Holy moley, everyone. You've heard me whining about them for years, and I think I've finally discovered the root of the problem: my children seem to believe that they are union employees.

Let that sink in a minute. Let it marinate. They believe they are union employees

I recall working in a lab at one point where a lightbulb had burned out. The replacement lightbulb was in the room with us, but could we just... replace the bulb ourselves? No. No we could not. What we could do was fill in a requisition form; schlep it down to the maintenance office; and work in the dark for five days until someone whose job description specifically and explicitly included the screwing-in of lightbulbs had time to screw in our particular lightbulb.

And my children believe our household operates on a similar system - for themselves, at least. 

From this perspective, anything that has not been specifically and explicitly spelled out in their collective agreement in watertight legalese is Not Their Job. Following this logic, it must therefore be Someone Else's Job. Who is this mysterious Someone Else, you might ask? Why that, my friends, is absolutely none of their unionized fucking concern. I suppose if forced to consider the question they might shrug and say, "I dunno. Some contract staff or something?"

When unionized, I've observed that not only are things Not Your Job and therefore may be summarily ignored, you can also blithely announce the need for "downtime" or "me time" or simply "I'm on spring break" and lie in bed staring at a screen for literal days on end with nary a care while Someone Else magicks your cushy lifestyle into existence outside of - below, even - your notice. 

Downtime? Downtime?! FROM. FUCKING. WHAT.

Like, pardon my French, but honestly. These are real true questions, asked in 100% sincerity as the lowly contract staff-slash-magic household entropy reduction elf who is genuinely trying to comprehend the privileged lives led by the union employees of the home: What is it, exactly, that you need downtime from?

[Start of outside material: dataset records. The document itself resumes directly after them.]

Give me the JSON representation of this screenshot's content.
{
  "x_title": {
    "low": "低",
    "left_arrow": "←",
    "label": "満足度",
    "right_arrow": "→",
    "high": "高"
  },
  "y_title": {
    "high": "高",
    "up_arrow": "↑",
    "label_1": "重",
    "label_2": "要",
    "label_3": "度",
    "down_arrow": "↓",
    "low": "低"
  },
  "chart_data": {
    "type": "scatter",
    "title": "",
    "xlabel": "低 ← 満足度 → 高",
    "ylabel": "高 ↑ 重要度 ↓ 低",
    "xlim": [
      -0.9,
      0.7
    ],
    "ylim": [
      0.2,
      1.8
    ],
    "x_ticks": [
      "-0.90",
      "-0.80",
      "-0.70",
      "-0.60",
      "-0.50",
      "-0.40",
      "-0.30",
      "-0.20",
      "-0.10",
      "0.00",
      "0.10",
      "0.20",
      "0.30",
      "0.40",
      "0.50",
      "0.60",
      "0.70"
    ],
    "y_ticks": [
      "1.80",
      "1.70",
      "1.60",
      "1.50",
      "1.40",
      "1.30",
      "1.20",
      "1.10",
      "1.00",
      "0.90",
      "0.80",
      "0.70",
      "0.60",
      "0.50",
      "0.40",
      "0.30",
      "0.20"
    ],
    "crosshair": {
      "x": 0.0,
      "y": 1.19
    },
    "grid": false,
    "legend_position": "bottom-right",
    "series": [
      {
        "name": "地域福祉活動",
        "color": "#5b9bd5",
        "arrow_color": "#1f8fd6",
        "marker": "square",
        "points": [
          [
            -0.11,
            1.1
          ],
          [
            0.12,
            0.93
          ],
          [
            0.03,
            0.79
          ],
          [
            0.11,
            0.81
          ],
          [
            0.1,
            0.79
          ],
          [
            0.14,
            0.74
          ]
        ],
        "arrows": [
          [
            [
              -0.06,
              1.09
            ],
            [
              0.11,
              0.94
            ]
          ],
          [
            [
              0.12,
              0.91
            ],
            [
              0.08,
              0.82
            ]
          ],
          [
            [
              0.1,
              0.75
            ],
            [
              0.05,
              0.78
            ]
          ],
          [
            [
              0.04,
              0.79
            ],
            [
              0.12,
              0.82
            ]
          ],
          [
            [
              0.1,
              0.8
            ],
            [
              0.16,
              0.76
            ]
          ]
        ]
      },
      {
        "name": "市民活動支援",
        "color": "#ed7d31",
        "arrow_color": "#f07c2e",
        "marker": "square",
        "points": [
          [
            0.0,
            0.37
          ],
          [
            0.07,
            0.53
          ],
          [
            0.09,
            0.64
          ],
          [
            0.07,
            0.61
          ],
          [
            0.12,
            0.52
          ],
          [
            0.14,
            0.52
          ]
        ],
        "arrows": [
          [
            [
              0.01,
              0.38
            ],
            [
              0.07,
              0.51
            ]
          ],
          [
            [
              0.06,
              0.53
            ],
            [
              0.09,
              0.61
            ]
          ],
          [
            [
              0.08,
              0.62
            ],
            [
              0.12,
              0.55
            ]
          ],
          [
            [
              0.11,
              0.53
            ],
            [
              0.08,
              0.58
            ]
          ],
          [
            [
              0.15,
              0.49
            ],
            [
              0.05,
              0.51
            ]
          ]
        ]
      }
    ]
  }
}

Is it the hard work of half-assing everything and leaving the fallout from said half-assery for Someone Else to deal with? Is that what you find so wearying? Was it really that hard for you to walk away from the food you dumped in the cupboard around the compost bin in your hasty pursuit of pressing the start button on the dishwasher after eating the supper that Someone Else cooked? Golly, I hope you were able to recover from all that. Please, allow me to do some more work on your behalf that you actually directly caused me to have to do, while you grab a little me time - no need to thank me.  

Y'know, I used to believe lightbulb guy just plodded along from ticket to ticket all day, but now I wonder if he didn't go have a bit of a lie down after each one instead. Probably drove his mom insane. Speaking of, this rant has been downright exhausting - I think I'll take my glass of wine and go have a little downtime myself. If anyone deserves it around here, it's this Someone Else person I keep hearing about.